A segunda geração, na fase responsável, cercava o leito, inarredável. Todos ali se fiscalizavam para saber quem seria o ingrato capaz de abandonar o patriarca na hora extrema. A terceira geração encarregava-se da "logística" -segundo a classificação de um tio-avô, general reformado, gostava de dar nomes complicados às coisas.
Dita logística incluía cafezinhos e sanduíches, que se expandiram até refeições normais -e de tal forma funcionou que rosnou-se a grande notícia: no sábado haveria um suntuoso vatapá, para aproveitar os escalões da família compulsoriamente reunidos. Meu pai faria as batidas de limão e maracujá.
O sacrário da festa era mesmo o quarto do avô. Desmontaram os móveis e botaram a cama do velho no centro. Ficou apenas uma velha cômoda que não passava pelas portas, de tão velha inchara e ninguém conseguiu entender como ela pudera entrar ali.
Em cima da cômoda, providenciaram um pequeno altar. Dos guardados de uma tia que vivera na Europa saiu uma litogravura colorida, uma pomba simbolizando o Espírito Santo, Jesus Cristo, Nossa Senhora das Dores com um punhal atravessado no coração. Em volta da pomba, em caracteres góticos, pias palavras francesas: "Dieu - Coeur - Votre Serve".

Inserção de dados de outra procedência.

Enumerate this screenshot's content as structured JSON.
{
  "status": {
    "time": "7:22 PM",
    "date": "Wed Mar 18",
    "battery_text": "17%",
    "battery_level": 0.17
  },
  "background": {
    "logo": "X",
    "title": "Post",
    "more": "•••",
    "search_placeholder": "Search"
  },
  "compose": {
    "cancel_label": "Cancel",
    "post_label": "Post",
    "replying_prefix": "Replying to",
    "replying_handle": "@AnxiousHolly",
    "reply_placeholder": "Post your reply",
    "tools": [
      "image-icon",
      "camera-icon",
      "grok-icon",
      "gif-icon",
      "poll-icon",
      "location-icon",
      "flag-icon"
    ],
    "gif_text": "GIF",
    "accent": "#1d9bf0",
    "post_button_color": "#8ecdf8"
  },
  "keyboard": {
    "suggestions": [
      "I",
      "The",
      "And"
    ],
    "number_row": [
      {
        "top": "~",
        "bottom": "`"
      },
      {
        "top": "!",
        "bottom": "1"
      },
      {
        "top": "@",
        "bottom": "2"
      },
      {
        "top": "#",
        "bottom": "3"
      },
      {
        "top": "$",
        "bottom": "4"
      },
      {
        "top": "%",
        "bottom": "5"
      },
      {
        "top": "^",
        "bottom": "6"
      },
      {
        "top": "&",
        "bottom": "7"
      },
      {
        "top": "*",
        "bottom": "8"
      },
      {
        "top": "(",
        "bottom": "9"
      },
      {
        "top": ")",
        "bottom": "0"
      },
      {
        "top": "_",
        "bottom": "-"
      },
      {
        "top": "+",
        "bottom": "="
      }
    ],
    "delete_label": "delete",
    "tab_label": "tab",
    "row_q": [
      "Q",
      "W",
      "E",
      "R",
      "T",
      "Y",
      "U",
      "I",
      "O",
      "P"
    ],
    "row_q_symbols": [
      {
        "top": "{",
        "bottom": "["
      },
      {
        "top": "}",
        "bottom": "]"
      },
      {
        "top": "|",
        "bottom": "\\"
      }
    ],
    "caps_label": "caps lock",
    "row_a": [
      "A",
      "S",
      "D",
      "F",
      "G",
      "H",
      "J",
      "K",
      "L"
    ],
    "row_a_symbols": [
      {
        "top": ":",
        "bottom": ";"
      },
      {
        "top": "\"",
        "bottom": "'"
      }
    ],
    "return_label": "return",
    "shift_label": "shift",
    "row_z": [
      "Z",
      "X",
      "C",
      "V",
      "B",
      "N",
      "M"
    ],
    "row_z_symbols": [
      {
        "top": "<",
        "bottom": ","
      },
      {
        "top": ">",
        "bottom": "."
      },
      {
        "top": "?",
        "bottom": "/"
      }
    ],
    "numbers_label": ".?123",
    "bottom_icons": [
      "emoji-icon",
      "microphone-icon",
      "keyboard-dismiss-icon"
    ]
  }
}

Cada setor da família trouxe um padre para os últimos momentos, que se repetiam de quatro em quatro horas com pontualidade exasperante e eram precedidos por alguém que gritava pela casa: "É agora! Corram que é agora!"
Todos corriam, levantavam-se sonolentos dos sofás, escondiam-se as fichas do buraco ou do pôquer -e nunca era agora. O velho resistia.

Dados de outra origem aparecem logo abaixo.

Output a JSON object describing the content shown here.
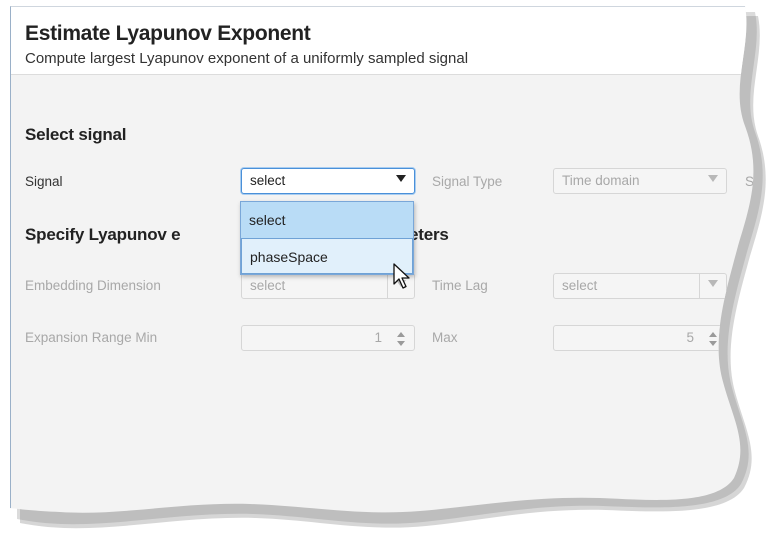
{
  "header": {
    "title": "Estimate Lyapunov Exponent",
    "subtitle": "Compute largest Lyapunov exponent of a uniformly sampled signal"
  },
  "select_signal": {
    "section_title": "Select signal",
    "signal_label": "Signal",
    "signal_value": "select",
    "signal_type_label": "Signal Type",
    "signal_type_value": "Time domain",
    "truncated_label": "S",
    "dropdown_options": [
      "select",
      "phaseSpace"
    ],
    "selected_option": "select",
    "hovered_option": "phaseSpace"
  },
  "params": {
    "section_title_start": "Specify Lyapunov e",
    "section_title_end": "eters",
    "embedding_dimension_label": "Embedding Dimension",
    "embedding_dimension_value": "select",
    "time_lag_label": "Time Lag",
    "time_lag_value": "select",
    "expansion_range_label": "Expansion Range  Min",
    "expansion_min_value": "1",
    "max_label": "Max",
    "expansion_max_value": "5"
  },
  "colors": {
    "accent": "#4a90d9",
    "selected_bg": "#b9dcf6",
    "hover_bg": "#e1f0fb",
    "panel_bg": "#f3f3f3",
    "disabled_text": "#a8a8a8"
  },
  "icons": {
    "dropdown": "triangle-down-icon",
    "spinner": "up-down-arrows-icon",
    "cursor": "mouse-pointer-icon"
  }
}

"Dessa têmpera não se faz mais!"- era a voz dos mais velhos, que conseguiam assim ofender os mais novos, chamando-os de bananas.
Além dos padres, havia os médicos, trazidos pelos setores mais responsáveis. Esta política arrastara-se por anos, até que os médicos existentes na família (uns cinco) resolveram despachar os estranhos e ficar com a custódia do doente -e aí foi que a coisa engrossou, e o velho entrou nas vascas.

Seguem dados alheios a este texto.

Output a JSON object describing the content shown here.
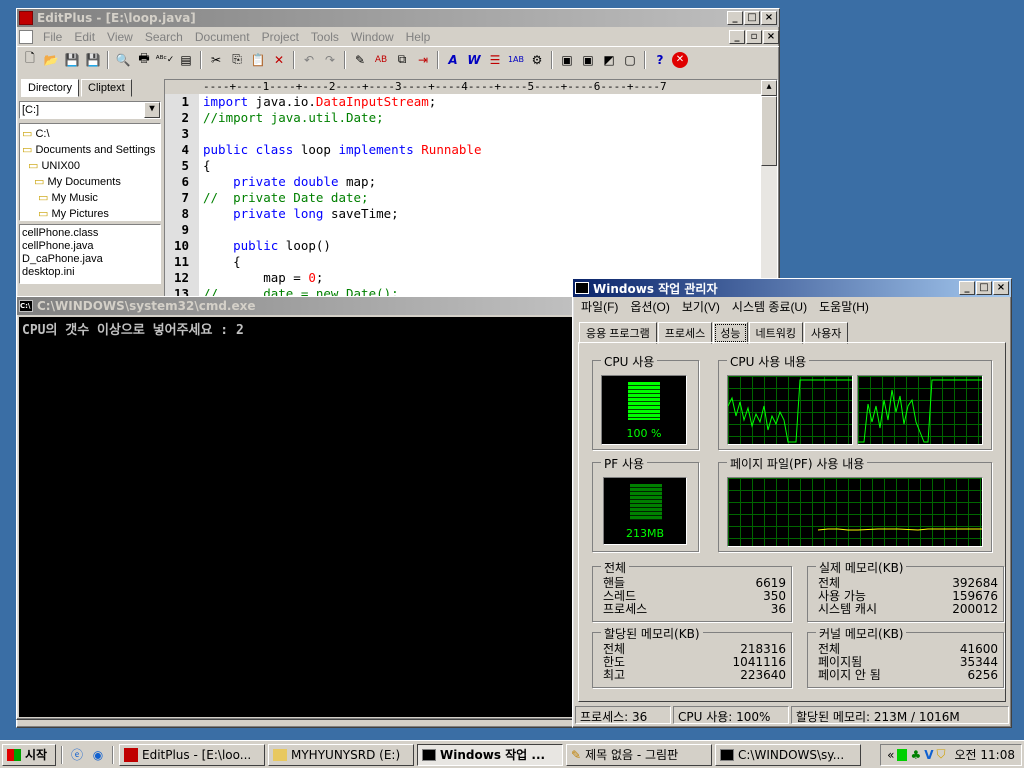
{
  "editplus": {
    "title": "EditPlus - [E:\\loop.java]",
    "menu": [
      "File",
      "Edit",
      "View",
      "Search",
      "Document",
      "Project",
      "Tools",
      "Window",
      "Help"
    ],
    "tabs": [
      "Directory",
      "Cliptext"
    ],
    "drive": "[C:]",
    "tree": [
      "C:\\",
      "Documents and Settings",
      "UNIX00",
      "My Documents",
      "My Music",
      "My Pictures"
    ],
    "files": [
      "cellPhone.class",
      "cellPhone.java",
      "D_caPhone.java",
      "desktop.ini"
    ],
    "ruler": "----+----1----+----2----+----3----+----4----+----5----+----6----+----7",
    "line_numbers": [
      "1",
      "2",
      "3",
      "4",
      "5",
      "6",
      "7",
      "8",
      "9",
      "10",
      "11",
      "12",
      "13"
    ]
  },
  "cmd": {
    "title": "C:\\WINDOWS\\system32\\cmd.exe",
    "output": "CPU의 갯수 이상으로 넣어주세요 : 2"
  },
  "taskmgr": {
    "title": "Windows 작업 관리자",
    "menu": [
      "파일(F)",
      "옵션(O)",
      "보기(V)",
      "시스템 종료(U)",
      "도움말(H)"
    ],
    "tabs": [
      "응용 프로그램",
      "프로세스",
      "성능",
      "네트워킹",
      "사용자"
    ],
    "cpu_usage_label": "CPU 사용",
    "cpu_history_label": "CPU 사용 내용",
    "cpu_value": "100 %",
    "pf_usage_label": "PF 사용",
    "pf_history_label": "페이지 파일(PF) 사용 내용",
    "pf_value": "213MB",
    "totals": {
      "label": "전체",
      "rows": [
        {
          "k": "핸들",
          "v": "6619"
        },
        {
          "k": "스레드",
          "v": "350"
        },
        {
          "k": "프로세스",
          "v": "36"
        }
      ]
    },
    "physical": {
      "label": "실제 메모리(KB)",
      "rows": [
        {
          "k": "전체",
          "v": "392684"
        },
        {
          "k": "사용 가능",
          "v": "159676"
        },
        {
          "k": "시스템 캐시",
          "v": "200012"
        }
      ]
    },
    "commit": {
      "label": "할당된 메모리(KB)",
      "rows": [
        {
          "k": "전체",
          "v": "218316"
        },
        {
          "k": "한도",
          "v": "1041116"
        },
        {
          "k": "최고",
          "v": "223640"
        }
      ]
    },
    "kernel": {
      "label": "커널 메모리(KB)",
      "rows": [
        {
          "k": "전체",
          "v": "41600"
        },
        {
          "k": "페이지됨",
          "v": "35344"
        },
        {
          "k": "페이지 안 됨",
          "v": "6256"
        }
      ]
    },
    "status": [
      "프로세스: 36",
      "CPU 사용: 100%",
      "할당된 메모리: 213M / 1016M"
    ]
  },
  "taskbar": {
    "start": "시작",
    "buttons": [
      "EditPlus - [E:\\loo...",
      "MYHYUNYSRD (E:)",
      "Windows 작업 ...",
      "제목 없음 - 그림판",
      "C:\\WINDOWS\\sy..."
    ],
    "clock": "오전 11:08",
    "tray_expand": "«"
  },
  "colors": {
    "title_active": "#0a246a",
    "desktop": "#3a6ea5",
    "meter_green": "#00ff00",
    "keyword": "#0000ff",
    "classname": "#ff0000",
    "comment": "#008000"
  }
}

Padre, a família não tinha nenhum. O único que se atrevera era eu, mas ali estava, rodeado de mulher e filhas, pecador e incréu, não servia para nada, por isso me olhavam e talvez me odiassem. Uma contraparente do marido de uma das sobrinhas de não sei quem impôs a presença de uma médium para rezar preces -e aí houve quase bofetão. Invocou-se o ecumenismo, a médium veio, deu passes, disse que ninguém morria -o que não chegava a ser ironia, o único que estava a fim recusava-se a morrer mesmo.
Depois da médium, trouxeram um bispo que defumou a casa, defumando em especial o velho. Depois houve missa, muitos comungaram pungidamente, e quem mais se pungiu foi um tio que havia bebido demais e foi tomar comunhão pensando que havia uma distribuição genérica de alka-seltzer.
Até que, de repente, houve um rebuliço no quarto. Depois de oito dias e oito noites de boca aberta e olhos fechados, o velho resolvera fechar a boca e abrir os olhos. Os médicos da família entreolharam-se, sem saber a que atribuir a súbita mudança de status quo.
As duas facções que ambicionavam o poder empurraram os respectivos representantes para a borda do leito. Eram gêmeos, pela lei tribal ninguém sabia qual dos dois substituiria o patriarca nos negócios e conselhos familiares. Um nome dito pelo moribundo preservaria a dinastia.
Havia o temor de que o velho pronunciasse um nome de mulher -Guiomar- seu pecado de mocidade, poderia gerar confusão, até mesmo uma bordoada geral. Guiomar era a responsável pelo escalão bastardo da família.
Pensando nisso, resolveram impedir a mensagem do velho. Aproximaram dos lábios do avô a cruz de peroba que recebera o último suspiro dos varões ilustres da família. Quase a empurraram pela goela abaixo do moribundo. O velho sabia que aquela cruz, negra e sinistra, era a senha fatal dos que deixavam a vida. Tentou reagir. Levantou a mão, afastou a cruz de sua boca e murmurou: "Que pernas! Que pernas!". E morreu.